In order to verify the superiority of WKCNN algorithm, firstly, we compared the accuracy changes of WKCNN in different training samples and epochs. We draw a conclusion that, for deep learning training, a relatively large amount of training data is needed. However, if the amount of training data is too large, overfitting will occur; if the amount of training data is too small, underfitting will occur. Epochs is also the same, the appropriate value is very important. In these two experiments, 99.90% accuracy of fault diagnosis can be achieved under appropriate parameters.

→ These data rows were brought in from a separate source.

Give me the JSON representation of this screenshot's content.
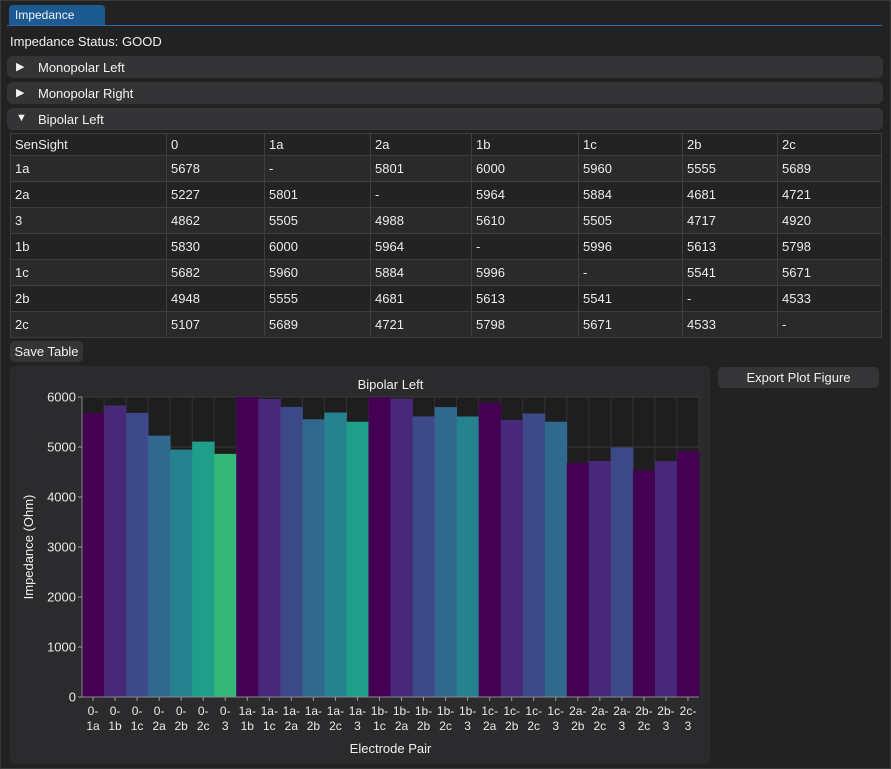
{
  "tab": {
    "label": "Impedance"
  },
  "status": {
    "text": "Impedance Status: GOOD"
  },
  "sections": [
    {
      "label": "Monopolar Left",
      "arrow": "▶"
    },
    {
      "label": "Monopolar Right",
      "arrow": "▶"
    },
    {
      "label": "Bipolar Left",
      "arrow": "▼"
    }
  ],
  "table": {
    "headers": [
      "SenSight",
      "0",
      "1a",
      "2a",
      "1b",
      "1c",
      "2b",
      "2c"
    ],
    "rows": [
      [
        "1a",
        "5678",
        "-",
        "5801",
        "6000",
        "5960",
        "5555",
        "5689"
      ],
      [
        "2a",
        "5227",
        "5801",
        "-",
        "5964",
        "5884",
        "4681",
        "4721"
      ],
      [
        "3",
        "4862",
        "5505",
        "4988",
        "5610",
        "5505",
        "4717",
        "4920"
      ],
      [
        "1b",
        "5830",
        "6000",
        "5964",
        "-",
        "5996",
        "5613",
        "5798"
      ],
      [
        "1c",
        "5682",
        "5960",
        "5884",
        "5996",
        "-",
        "5541",
        "5671"
      ],
      [
        "2b",
        "4948",
        "5555",
        "4681",
        "5613",
        "5541",
        "-",
        "4533"
      ],
      [
        "2c",
        "5107",
        "5689",
        "4721",
        "5798",
        "5671",
        "4533",
        "-"
      ]
    ]
  },
  "buttons": {
    "save_table": "Save Table",
    "export_plot": "Export Plot Figure"
  },
  "chart_data": {
    "type": "bar",
    "title": "Bipolar Left",
    "xlabel": "Electrode Pair",
    "ylabel": "Impedance (Ohm)",
    "ylim": [
      0,
      6000
    ],
    "yticks": [
      0,
      1000,
      2000,
      3000,
      4000,
      5000,
      6000
    ],
    "grid": true,
    "categories": [
      "0-1a",
      "0-1b",
      "0-1c",
      "0-2a",
      "0-2b",
      "0-2c",
      "0-3",
      "1a-1b",
      "1a-1c",
      "1a-2a",
      "1a-2b",
      "1a-2c",
      "1a-3",
      "1b-1c",
      "1b-2a",
      "1b-2b",
      "1b-2c",
      "1b-3",
      "1c-2a",
      "1c-2b",
      "1c-2c",
      "1c-3",
      "2a-2b",
      "2a-2c",
      "2a-3",
      "2b-2c",
      "2b-3",
      "2c-3"
    ],
    "values": [
      5678,
      5830,
      5682,
      5227,
      4948,
      5107,
      4862,
      6000,
      5960,
      5801,
      5555,
      5689,
      5505,
      5996,
      5964,
      5613,
      5798,
      5610,
      5884,
      5541,
      5671,
      5505,
      4681,
      4721,
      4988,
      4533,
      4717,
      4920
    ],
    "colors": [
      "#440154",
      "#482878",
      "#3e4989",
      "#31688e",
      "#26828e",
      "#1f9e89",
      "#35b779",
      "#6ece58",
      "#b5de2b",
      "#fde725"
    ],
    "color_groups": [
      7,
      6,
      5,
      4,
      3,
      2,
      1
    ]
  }
}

Secondly, we compare WKCNN with three traditional and efficient classification algorithms SVM, MLP, DNN(feature extraction technology uses fast Fourier transform) and WDCNN algorithm, which also uses deep learning technology and does not require feature extraction. Next, we compare the accuracy of five algorithms under variable loads and noise conditions respectively, and draw two conclusions. The first one is that, compared with traditional methods, WKCNN automatically extracts and classifies features end-to-end through one-dimensional convolutional neural network, without too much manual intervention. Compared with the traditional methods, this method eliminates the process of feature extraction and better reveals the hidden features retained in the sample. The second point is compared to other convolutional neural network, each convolution kernel of WKCNN is wider. In this way, a larger receptive field can be obtained, and the features obtained by WKCNN are more global, thus inhibiting overfitting more effectively.

Finally, in terms of the efficiency of the model, compared with the traditional method, the feature extraction of data is not required, and the end-to-end method is directly used to classify the data. The processing time of a single signal is 0.442 ms, which provides real-time guarantee for the arrival of the era of big data.

In the future research, this method will be combined with other methods and extended to the complex classification and regression problems such as health status assessment and residual life prediction of rotating machinery. In addition, parallel computing technology will be studied to improve the efficiency of the method.